Conservators at the Tate in London are preparing its earliest work by a woman—the newly acquired Portrait of an Unknown Lady (1650-55) by Joan Carlile—for display at Tate Britain in 2018.
And 30 paintings by Artemisia Gentileschi—arguably the greatest female artist in history—are currently on show in Italy alongside those of her male peers at the Museo di Roma (Artemisia Gentileschi and Her Times).
At Tefaf (The European Fine Art Fair), Maastricht, Shapero Rare Books is exhibiting illustrations by the German naturalist Maria Sibylla Merian (1647-1717), who will also be the subject of shows in Berlin and Frankfurt this year.
About Elisabeth Louise Vigée Le Brun (1755-1842)
By the time she was in her early teens, Louise Élisabeth Vigée Le Brun was painting portraits professionally.
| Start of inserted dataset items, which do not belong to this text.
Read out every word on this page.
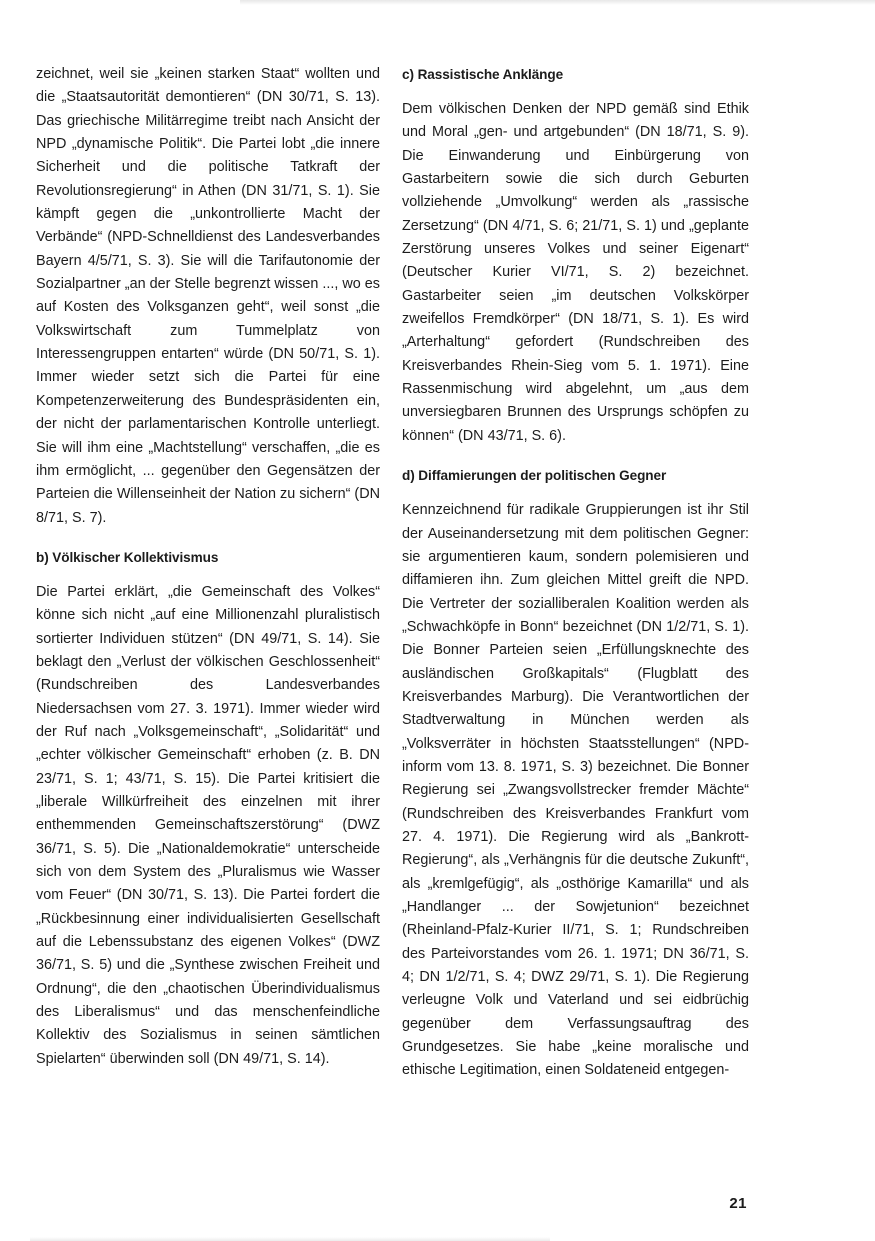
zeichnet, weil sie „keinen starken Staat“ wollten und die „Staatsautorität demontieren“ (DN 30/71, S. 13). Das griechische Militärregime treibt nach Ansicht der NPD „dynamische Politik“. Die Partei lobt „die innere Sicherheit und die politische Tatkraft der Revolutionsregierung“ in Athen (DN 31/71, S. 1). Sie kämpft gegen die „unkontrollierte Macht der Verbände“ (NPD-Schnelldienst des Landesverbandes Bayern 4/5/71, S. 3). Sie will die Tarifautonomie der Sozialpartner „an der Stelle begrenzt wissen ..., wo es auf Kosten des Volksganzen geht“, weil sonst „die Volkswirtschaft zum Tummelplatz von Interessengruppen entarten“ würde (DN 50/71, S. 1). Immer wieder setzt sich die Partei für eine Kompetenzerweiterung des Bundespräsidenten ein, der nicht der parlamentarischen Kontrolle unterliegt. Sie will ihm eine „Machtstellung“ verschaffen, „die es ihm ermöglicht, ... gegenüber den Gegensätzen der Parteien die Willenseinheit der Nation zu sichern“ (DN 8/71, S. 7).

b) Völkischer Kollektivismus

Die Partei erklärt, „die Gemeinschaft des Volkes“ könne sich nicht „auf eine Millionenzahl pluralistisch sortierter Individuen stützen“ (DN 49/71, S. 14). Sie beklagt den „Verlust der völkischen Geschlossenheit“ (Rundschreiben des Landesverbandes Niedersachsen vom 27. 3. 1971). Immer wieder wird der Ruf nach „Volksgemeinschaft“, „Solidarität“ und „echter völkischer Gemeinschaft“ erhoben (z. B. DN 23/71, S. 1; 43/71, S. 15). Die Partei kritisiert die „liberale Willkürfreiheit des einzelnen mit ihrer enthemmenden Gemeinschaftszerstörung“ (DWZ 36/71, S. 5). Die „Nationaldemokratie“ unterscheide sich von dem System des „Pluralismus wie Wasser vom Feuer“ (DN 30/71, S. 13). Die Partei fordert die „Rückbesinnung einer individualisierten Gesellschaft auf die Lebenssubstanz des eigenen Volkes“ (DWZ 36/71, S. 5) und die „Synthese zwischen Freiheit und Ordnung“, die den „chaotischen Überindividualismus des Liberalismus“ und das menschenfeindliche Kollektiv des Sozialismus in seinen sämtlichen Spielarten“ überwinden soll (DN 49/71, S. 14).

c) Rassistische Anklänge

Dem völkischen Denken der NPD gemäß sind Ethik und Moral „gen- und artgebunden“ (DN 18/71, S. 9). Die Einwanderung und Einbürgerung von Gastarbeitern sowie die sich durch Geburten vollziehende „Umvolkung“ werden als „rassische Zersetzung“ (DN 4/71, S. 6; 21/71, S. 1) und „geplante Zerstörung unseres Volkes und seiner Eigenart“ (Deutscher Kurier VI/71, S. 2) bezeichnet. Gastarbeiter seien „im deutschen Volkskörper zweifellos Fremdkörper“ (DN 18/71, S. 1). Es wird „Arterhaltung“ gefordert (Rundschreiben des Kreisverbandes Rhein-Sieg vom 5. 1. 1971). Eine Rassenmischung wird abgelehnt, um „aus dem unversiegbaren Brunnen des Ursprungs schöpfen zu können“ (DN 43/71, S. 6).

d) Diffamierungen der politischen Gegner

Kennzeichnend für radikale Gruppierungen ist ihr Stil der Auseinandersetzung mit dem politischen Gegner: sie argumentieren kaum, sondern polemisieren und diffamieren ihn. Zum gleichen Mittel greift die NPD. Die Vertreter der sozialliberalen Koalition werden als „Schwachköpfe in Bonn“ bezeichnet (DN 1/2/71, S. 1). Die Bonner Parteien seien „Erfüllungsknechte des ausländischen Großkapitals“ (Flugblatt des Kreisverbandes Marburg). Die Verantwortlichen der Stadtverwaltung in München werden als „Volksverräter in höchsten Staatsstellungen“ (NPD-inform vom 13. 8. 1971, S. 3) bezeichnet. Die Bonner Regierung sei „Zwangsvollstrecker fremder Mächte“ (Rundschreiben des Kreisverbandes Frankfurt vom 27. 4. 1971). Die Regierung wird als „Bankrott-Regierung“, als „Verhängnis für die deutsche Zukunft“, als „kremlgefügig“, als „osthörige Kamarilla“ und als „Handlanger ... der Sowjetunion“ bezeichnet (Rheinland-Pfalz-Kurier II/71, S. 1; Rundschreiben des Parteivorstandes vom 26. 1. 1971; DN 36/71, S. 4; DN 1/2/71, S. 4; DWZ 29/71, S. 1). Die Regierung verleugne Volk und Vaterland und sei eidbrüchig gegenüber dem Verfassungsauftrag des Grundgesetzes. Sie habe „keine moralische und ethische Legitimation, einen Soldateneid entgegen-

21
After her studio was seized for her practicing without a license, she applied to the Académie de Saint-Luc, which unwittingly exhibited her works in their Salon. In 1774, she was made a member of the Académie. As her career blossomed, she was invited to the Palace of Versailles and granted patronage by Marie Antoinette. So pleased was the queen that during a period of six years, Vigée Le Brun would paint more than thirty portraits of the queen and her family, leading to her being commonly viewed as the official portraitist of Marie Antoinette.
About Artemisia Gentileschi (1593- 1656)
She painted many pictures of strong and suffering women from myth and the Bible – victims, suicides, warriors. Her best-known work is Judith Slaying Holofernes (a well-known medieval and baroque subject in art), which “shows the decapitation of Holofernes, a scene of horrific struggle and blood-letting. Unfortunately, the fact that she was a woman painting in the seventeenth century and that she was raped and participated in the prosecution of the rapist long overshadowed her achievements as an artist. For many years she was regarded as a curiosity. Today she is regarded as one of the most progressive and expressive painters of her generation.
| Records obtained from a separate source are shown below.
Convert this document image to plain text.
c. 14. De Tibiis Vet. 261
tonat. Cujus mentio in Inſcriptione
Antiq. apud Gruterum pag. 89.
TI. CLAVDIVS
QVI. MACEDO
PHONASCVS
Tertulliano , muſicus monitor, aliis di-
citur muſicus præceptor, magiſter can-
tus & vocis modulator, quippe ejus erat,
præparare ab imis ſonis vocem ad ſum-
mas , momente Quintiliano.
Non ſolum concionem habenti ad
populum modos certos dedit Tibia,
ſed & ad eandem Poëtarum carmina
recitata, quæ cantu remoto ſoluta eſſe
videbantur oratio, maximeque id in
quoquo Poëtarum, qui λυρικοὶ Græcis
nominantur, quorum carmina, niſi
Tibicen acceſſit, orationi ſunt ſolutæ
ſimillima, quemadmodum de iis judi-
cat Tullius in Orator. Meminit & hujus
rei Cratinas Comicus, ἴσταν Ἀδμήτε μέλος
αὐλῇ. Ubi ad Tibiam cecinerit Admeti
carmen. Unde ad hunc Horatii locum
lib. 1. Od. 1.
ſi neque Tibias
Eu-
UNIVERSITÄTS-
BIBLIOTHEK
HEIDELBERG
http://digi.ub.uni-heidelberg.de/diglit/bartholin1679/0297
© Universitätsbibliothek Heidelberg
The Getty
About Maria Sibylla Merian (1647-1717)
The German-born illustrator and naturalist was trained in flower painting by her stepfather. She married a painter and published her first scientific book, a study of the life cycle of butterflies, in 1679. She left her husband and moved to progressive Amsterdam, embarking on an expedition to the Dutch colony of Surinam in 1699. The resulting volume with 60 engravings of flora and fauna sealed her international reputation. A joint show at Berlin’s Kupferstichkabinett (7 April-2 July) and Städel Museum in Frankfurt (11 October-14 January 2018) and a conference at the University of Amsterdam (7-9 June) will mark the 300th anniversary of her death this year.
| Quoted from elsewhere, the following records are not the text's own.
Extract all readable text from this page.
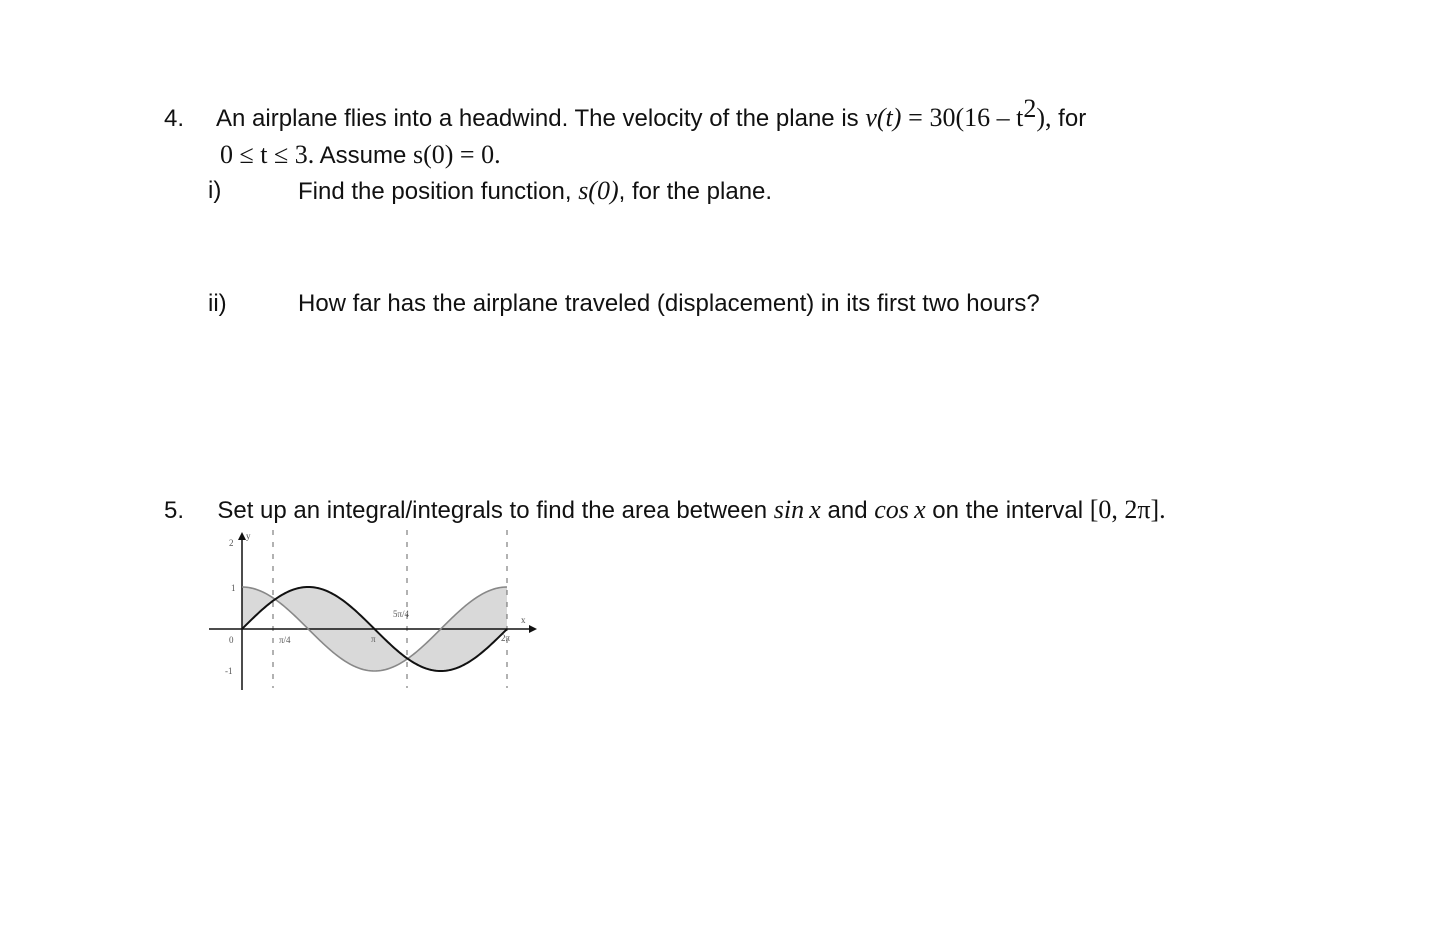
4. An airplane flies into a headwind. The velocity of the plane is $v(t) = 30(16 - t^2)$, for
0 ≤ t ≤ 3. Assume s(0) = 0.
i)	Find the position function, s(0), for the plane.
ii)	How far has the airplane traveled (displacement) in its first two hours?
5. Set up an integral/integrals to find the area between sin x and cos x on the interval [0, 2π].
y
x
2
1
0
-1
π/4	π
5π/4
2π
About Clara Peeters (1607-1621)
She was unusual for her time in being a female painter, and is the earliest significant woman painter of the Dutch Golden Age; if regarded as a Flemish painter, she was the most famous Flemish woman of the 17th century. Most female Dutch painters also specialized in still life’s, which did not require knowledge of anatomy. Many aspects of her life and work remain very unclear, especially outside the period 1607 to 1621 from which period dated paintings are known.